Once you have moved the zipped folder over to the session hosts, extract the package, navigate to X64 – Release, and run FSLogixAppsSetup.
Once the installation is finished, click restart.
Once the session host, VM has restarted, RDP back into and open up Registry Editor and navigate to HKEY_LOCAL_MACHINE\Software\FSLogix\Profiles. Right-click on Profiles and create a “DWORD (32-bit) Value” named “Enable” with its value set to 1. You then need to set the location for the VHD encased profile data. Right-click on Profiles again, create a “Multi-String Value” named “VHDLocations,” and change it to your file server UNC path.
If you see an error message when you hit enter from entering the “Mult-String Value,” just click OK. This is where the permissions that we set up for the FSLogix users will come into place. Once you have finished, restart the session host VM to ensure all Registry settings changed get configured.
One additional registry configuration I like to make is to add FlipFlopProfileDirectoryName.

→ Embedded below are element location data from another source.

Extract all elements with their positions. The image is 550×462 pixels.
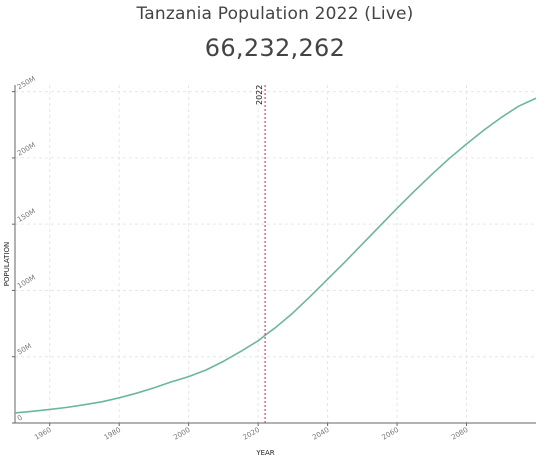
population-line (14, 97, 537, 414)
year-marker: 2022 (255, 85, 266, 423)
x-tick-label: 2040 (311, 426, 330, 442)
y-tick-label: 150M (16, 207, 37, 224)
y-tick-label: 200M (16, 141, 37, 158)
x-axis-title: YEAR (255, 449, 274, 457)
y-tick-label: 50M (16, 342, 33, 356)
chart-grid (15, 85, 536, 423)
x-tick-label: 2060 (381, 426, 400, 442)
population-counter: 66,232,262 (204, 34, 346, 62)
x-tick-label: 1960 (33, 426, 52, 442)
year-marker-label: 2022 (255, 85, 264, 105)
x-tick-label: 2080 (450, 426, 469, 442)
y-axis-title: POPULATION (3, 242, 11, 286)
page-title: Tanzania Population 2022 (Live) (136, 4, 414, 24)
chart-ticks: 0 50M 100M 150M 200M 250M 1960 1980 2000 2020 2040… (12, 75, 470, 442)
x-tick-label: 1980 (103, 426, 122, 442)
y-tick-label: 0 (16, 414, 24, 423)
chart-axes (14, 85, 536, 424)
x-tick-label: 2020 (242, 426, 261, 442)
y-tick-label: 100M (16, 274, 37, 291)
x-tick-label: 2000 (172, 426, 191, 442)
y-tick-label: 250M (16, 75, 37, 92)
chart-series (14, 97, 537, 414)
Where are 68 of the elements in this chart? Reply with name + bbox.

This is one of my personal preferences, but it will present things cleaner with the FSLogix profiles. I have provided a link below with additional registry configuration settings you can add for your FSLogix setup.
Default Value 0
Data values and use
When set to ‘1’, the SID folder is created as “%username%%sid%” instead of the default
“%sid%%username%.” This setting has the same effect as setting SIDDirNamePattern = “%username%%sid%” and SIDDirNameMatch = “%username%%sid%”.
Step 9: Test the results
In my test, I have created three users in my Azure portal, and I will go ahead and sign onto one of the session hosts via the link Microsoft provides in this doc below.
For the example, I used
If you are having issues where your AVD users aren’t able to connect to any session hosts, there are two roles that the users need to be assigned to, which are Desktop Virtualization User & Virtual Machine User Login.
I signed as my test users avdtest1, avdtest2, and avdtest3.
FSLogix App Services will display.
I went back to my storage account, and the three test users I used, profile directories, are showing up in my storage account.
In the session host VMs, I went into Computer Management the user profiles are showing up.
Once I signed off the session host VMs the disk profiles disappeared as expected.
This was a simple guide on how you can create a quick test environment if you want to implement FSLogix with Azure Virtual Desktop.